尝试复现文章的工作，下面是生成 trapdoor 中的 mask 和 pattern 的核心代码

def construct_mask_random_location(image_row=32, image_col=32, channel_num=3, pattern_size=4,
                                   color=[255.0, 255.0, 255.0]):
    c_col = random.choice(range(0, image_col - pattern_size + 1))
    c_row = random.choice(range(0, image_row - pattern_size + 1))

    mask = np.zeros((image_row, image_col, channel_num))
    pattern = np.zeros((image_row, image_col, channel_num))
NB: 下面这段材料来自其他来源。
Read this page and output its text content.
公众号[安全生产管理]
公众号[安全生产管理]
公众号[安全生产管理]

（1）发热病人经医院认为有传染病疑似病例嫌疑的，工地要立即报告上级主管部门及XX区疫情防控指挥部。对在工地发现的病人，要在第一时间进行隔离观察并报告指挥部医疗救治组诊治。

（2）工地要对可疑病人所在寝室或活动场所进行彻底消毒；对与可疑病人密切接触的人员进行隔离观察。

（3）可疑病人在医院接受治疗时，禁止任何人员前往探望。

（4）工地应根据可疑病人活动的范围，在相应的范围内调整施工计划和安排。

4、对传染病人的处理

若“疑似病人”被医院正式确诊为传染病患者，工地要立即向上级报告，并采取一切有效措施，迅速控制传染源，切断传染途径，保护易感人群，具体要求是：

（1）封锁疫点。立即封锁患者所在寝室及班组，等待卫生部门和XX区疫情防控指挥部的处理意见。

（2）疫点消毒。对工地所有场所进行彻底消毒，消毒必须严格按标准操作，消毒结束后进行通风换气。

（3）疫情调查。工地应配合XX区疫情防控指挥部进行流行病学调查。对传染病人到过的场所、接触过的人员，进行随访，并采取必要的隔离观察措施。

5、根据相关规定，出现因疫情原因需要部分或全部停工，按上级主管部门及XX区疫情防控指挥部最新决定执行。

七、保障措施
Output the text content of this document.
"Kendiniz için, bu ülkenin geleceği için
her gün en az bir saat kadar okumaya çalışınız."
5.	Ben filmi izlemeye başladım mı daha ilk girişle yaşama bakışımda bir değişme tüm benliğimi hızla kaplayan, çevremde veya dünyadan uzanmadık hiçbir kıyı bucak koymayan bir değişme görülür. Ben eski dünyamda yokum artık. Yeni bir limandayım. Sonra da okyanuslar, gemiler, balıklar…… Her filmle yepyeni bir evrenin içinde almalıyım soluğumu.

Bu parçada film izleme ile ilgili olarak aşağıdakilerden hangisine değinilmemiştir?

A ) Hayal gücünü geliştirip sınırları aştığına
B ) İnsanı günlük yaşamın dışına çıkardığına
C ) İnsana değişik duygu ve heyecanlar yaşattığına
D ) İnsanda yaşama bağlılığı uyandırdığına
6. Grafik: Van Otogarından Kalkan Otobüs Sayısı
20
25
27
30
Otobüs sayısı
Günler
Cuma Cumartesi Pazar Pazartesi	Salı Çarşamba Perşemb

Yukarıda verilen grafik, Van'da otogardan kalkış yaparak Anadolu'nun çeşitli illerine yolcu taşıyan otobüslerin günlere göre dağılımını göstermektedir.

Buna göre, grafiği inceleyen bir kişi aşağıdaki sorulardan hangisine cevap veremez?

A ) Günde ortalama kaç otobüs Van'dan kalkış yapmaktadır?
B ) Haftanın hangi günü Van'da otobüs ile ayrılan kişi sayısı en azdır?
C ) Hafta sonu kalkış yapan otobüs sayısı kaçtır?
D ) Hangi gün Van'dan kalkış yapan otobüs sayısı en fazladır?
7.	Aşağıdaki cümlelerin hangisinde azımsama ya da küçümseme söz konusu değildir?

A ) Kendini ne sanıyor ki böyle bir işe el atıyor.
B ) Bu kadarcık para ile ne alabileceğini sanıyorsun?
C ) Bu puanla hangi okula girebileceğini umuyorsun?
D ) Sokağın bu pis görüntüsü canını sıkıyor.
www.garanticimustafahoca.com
    mask[c_row:c_row + pattern_size, c_col:c_col + pattern_size, :] = 1
    if channel_num == 1:
        pattern[c_row:c_row + pattern_size, c_col:c_col + pattern_size, :] = [1]
    else:
        pattern[c_row:c_row + pattern_size, c_col:c_col + pattern_size, :] = color

    return mask, pattern

#target_ls 标签的个数;
#num_clusters: 如果是单标签防御，num_clusters = 1，多标签防御，num_clusters = 5(自定义) 表示有5个mask
#pattern_size: 每一个方形 mask 的像素宽度
#mask_ratio: 表示最后覆盖的比例 
#函数的返回值 total_ls 是所有标签的mask和pattern的数组
def craft_trapdoors(target_ls, image_shape, num_clusters, pattern_per_label=1, pattern_size=3, mask_ratio=0.1,
                    mnist=False):
    if mnist:
        return iter_pattern_base_per_mnist(target_ls, image_shape, num_clusters, pattern_per_label=pattern_per_label,
                                           pattern_size=pattern_size,
                                           mask_ratio=mask_ratio)
    total_ls = {}

    for y_target in target_ls:
        cur_pattern_ls = []

        for _ in range(pattern_per_label):
            tot_mask = np.zeros(image_shape)
            tot_pattern = np.zeros(image_shape)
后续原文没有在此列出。